Best Cleaning Option
The best way to keep your quartz countertop looking shiny and new is to clean up spills and messes as soon a they happen. Quartz countertops are stain-resistant and won’t stain immediately, but the longer that a spill sits on the counter the more likely it is to cause a stain. So, clean up spills as quickly as possible. Besides, spills are easier to clean up when they are fresh and not dried on and tough.
While you should try to clean up messes right away, there are bound to be times when you have tougher messes on your countertops. When this happens, you want to clean them off in a way that doesn’t damage your quartz countertop.
You may want to try placing a warm, moist cloth over the mess for ten minutes or so to loosen the grip that it has on your countertop, before you try to wash it away. If that isn’t effective you can use a plastic (not metal) scraper or palette knife to gently pry the mess off.
If neither of these two methods has been successful, you may need to use a slightly more powerful cleaner. Try using rubbing alcohol, or a glass cleaner without bleach. If these still aren’t enough to get the spill off, you should contact a local quartz countertop expert for additional advice, but you almost certainly won’t need to go that far.
Commercial Quartz Countertop Cleaners & Polish
There are many options out there when it comes to commercial cleaners and polishes. You will easily find these products labeled for “natural stone” countertops.
Many of these are safe to use on quartz, but you should check each product carefully, and ideally choose one that is labeled as safe for quartz countertops.
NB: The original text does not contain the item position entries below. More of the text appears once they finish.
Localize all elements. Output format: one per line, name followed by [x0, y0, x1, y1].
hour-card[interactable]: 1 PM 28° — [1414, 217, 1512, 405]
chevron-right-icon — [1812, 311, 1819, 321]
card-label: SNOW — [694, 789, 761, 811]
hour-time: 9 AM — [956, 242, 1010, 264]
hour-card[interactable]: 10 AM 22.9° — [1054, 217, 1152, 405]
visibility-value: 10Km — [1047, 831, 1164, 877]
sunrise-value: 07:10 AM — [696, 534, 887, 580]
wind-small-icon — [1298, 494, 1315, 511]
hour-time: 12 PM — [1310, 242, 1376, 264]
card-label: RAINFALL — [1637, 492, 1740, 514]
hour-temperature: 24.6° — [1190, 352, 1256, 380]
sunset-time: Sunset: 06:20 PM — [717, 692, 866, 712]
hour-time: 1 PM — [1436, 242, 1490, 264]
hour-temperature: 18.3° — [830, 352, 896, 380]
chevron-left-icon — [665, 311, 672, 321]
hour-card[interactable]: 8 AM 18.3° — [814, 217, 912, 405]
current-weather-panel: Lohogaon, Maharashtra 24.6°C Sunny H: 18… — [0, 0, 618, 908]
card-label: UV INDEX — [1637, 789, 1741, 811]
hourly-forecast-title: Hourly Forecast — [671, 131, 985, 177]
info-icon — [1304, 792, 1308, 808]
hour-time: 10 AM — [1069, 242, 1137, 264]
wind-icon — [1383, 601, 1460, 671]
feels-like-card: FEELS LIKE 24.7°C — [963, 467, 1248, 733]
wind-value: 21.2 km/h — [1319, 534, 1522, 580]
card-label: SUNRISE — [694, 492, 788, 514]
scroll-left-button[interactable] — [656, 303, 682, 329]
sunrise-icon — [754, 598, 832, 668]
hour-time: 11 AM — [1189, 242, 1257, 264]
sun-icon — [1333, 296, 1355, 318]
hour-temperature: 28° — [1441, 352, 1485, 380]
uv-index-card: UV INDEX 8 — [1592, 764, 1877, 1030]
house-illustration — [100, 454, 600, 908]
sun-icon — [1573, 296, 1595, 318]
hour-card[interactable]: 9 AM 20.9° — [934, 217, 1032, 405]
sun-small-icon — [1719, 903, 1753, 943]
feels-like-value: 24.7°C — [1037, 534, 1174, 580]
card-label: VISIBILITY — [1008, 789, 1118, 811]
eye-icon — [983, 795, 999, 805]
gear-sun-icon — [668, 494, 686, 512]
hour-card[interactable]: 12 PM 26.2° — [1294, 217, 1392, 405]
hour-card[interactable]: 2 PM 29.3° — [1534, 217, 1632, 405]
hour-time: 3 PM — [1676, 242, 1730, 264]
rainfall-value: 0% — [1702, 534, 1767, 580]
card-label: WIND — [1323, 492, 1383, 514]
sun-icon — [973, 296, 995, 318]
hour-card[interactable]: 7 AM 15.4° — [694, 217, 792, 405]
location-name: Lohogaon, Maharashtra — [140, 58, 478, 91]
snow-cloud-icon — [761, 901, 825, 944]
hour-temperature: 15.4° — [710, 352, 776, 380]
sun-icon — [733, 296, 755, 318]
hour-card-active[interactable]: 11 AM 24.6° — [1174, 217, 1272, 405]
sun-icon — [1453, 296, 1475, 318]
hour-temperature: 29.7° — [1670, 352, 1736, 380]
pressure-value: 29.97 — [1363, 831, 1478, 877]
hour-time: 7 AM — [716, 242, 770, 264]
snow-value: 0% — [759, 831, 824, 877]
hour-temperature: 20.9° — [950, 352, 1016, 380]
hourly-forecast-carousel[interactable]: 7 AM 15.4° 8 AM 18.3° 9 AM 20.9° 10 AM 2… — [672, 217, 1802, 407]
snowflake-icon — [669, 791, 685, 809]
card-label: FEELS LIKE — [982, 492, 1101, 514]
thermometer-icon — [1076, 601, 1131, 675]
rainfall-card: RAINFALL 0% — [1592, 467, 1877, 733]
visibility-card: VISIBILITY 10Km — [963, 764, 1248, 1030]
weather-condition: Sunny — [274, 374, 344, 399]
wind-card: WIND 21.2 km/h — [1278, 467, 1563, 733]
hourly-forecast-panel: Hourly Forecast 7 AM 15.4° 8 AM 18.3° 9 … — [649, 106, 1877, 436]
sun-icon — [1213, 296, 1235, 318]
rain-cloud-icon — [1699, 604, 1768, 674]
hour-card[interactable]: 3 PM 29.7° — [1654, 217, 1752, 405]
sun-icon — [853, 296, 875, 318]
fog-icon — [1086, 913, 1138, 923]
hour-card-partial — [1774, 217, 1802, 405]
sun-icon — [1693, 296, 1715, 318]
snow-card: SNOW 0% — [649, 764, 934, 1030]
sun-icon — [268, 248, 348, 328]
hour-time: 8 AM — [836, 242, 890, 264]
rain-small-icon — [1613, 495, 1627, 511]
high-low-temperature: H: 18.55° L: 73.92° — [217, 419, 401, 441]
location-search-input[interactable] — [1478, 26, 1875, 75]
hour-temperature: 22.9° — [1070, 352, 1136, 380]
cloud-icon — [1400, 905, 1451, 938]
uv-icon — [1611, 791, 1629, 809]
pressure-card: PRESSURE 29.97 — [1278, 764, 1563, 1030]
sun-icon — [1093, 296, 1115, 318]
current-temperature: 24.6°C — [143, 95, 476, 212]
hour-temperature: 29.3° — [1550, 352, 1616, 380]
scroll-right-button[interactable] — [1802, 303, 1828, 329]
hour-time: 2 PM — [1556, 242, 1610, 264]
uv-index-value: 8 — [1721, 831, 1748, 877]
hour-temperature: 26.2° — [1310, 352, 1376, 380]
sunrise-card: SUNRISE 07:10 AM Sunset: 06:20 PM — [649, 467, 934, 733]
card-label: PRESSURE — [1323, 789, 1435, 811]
Cleaners and polishes that are safe for quartz counters should be non-abrasive, not contain bleach, and have a neutral pH level.
A glass cleaner is a great alternative to commercial quartz countertop polishers. You should be able to find a glass cleaner without bleach at your local store. Windex even has a product specifically designed for use on quartz.
You can use it to polish your countertop and keep it looking shiny and new. This isn’t something that needs done all the time, though. Polishing your quartz countertop once a month should be adequate, but you can always do an extra session if your countertop seems to be losing that attractive sheen.
You can also protect and maintain your quartz countertops by avoiding other potentially harmful actions. Quartz countertops are resistant to heat and scratches, but you are better off avoiding both. Make sure that you use a hot-pad or trivet of some kind when you place hot dishes on your countertops, so they aren’t exposed directly to the heat. Similarly, it is wise to use a cutting board whenever you are using sharp utensils. This protective barrier will keep your countertop from getting scratches that could ruin the seal of the resin and lead to larger cracks overtime.
You should also only use quartz countertops for indoor areas, since they are sensitive to the UV-rays that come from natural sunlight. These rays can cause yellowing and eventually weaken the countertop, so quartz countertops don’t make a good option for outdoor spaces. But as long as you protect them from heat, scratches, and harsh chemicals, your indoor quartz countertops are sure to be a gorgeous feature in your kitchen for years to come.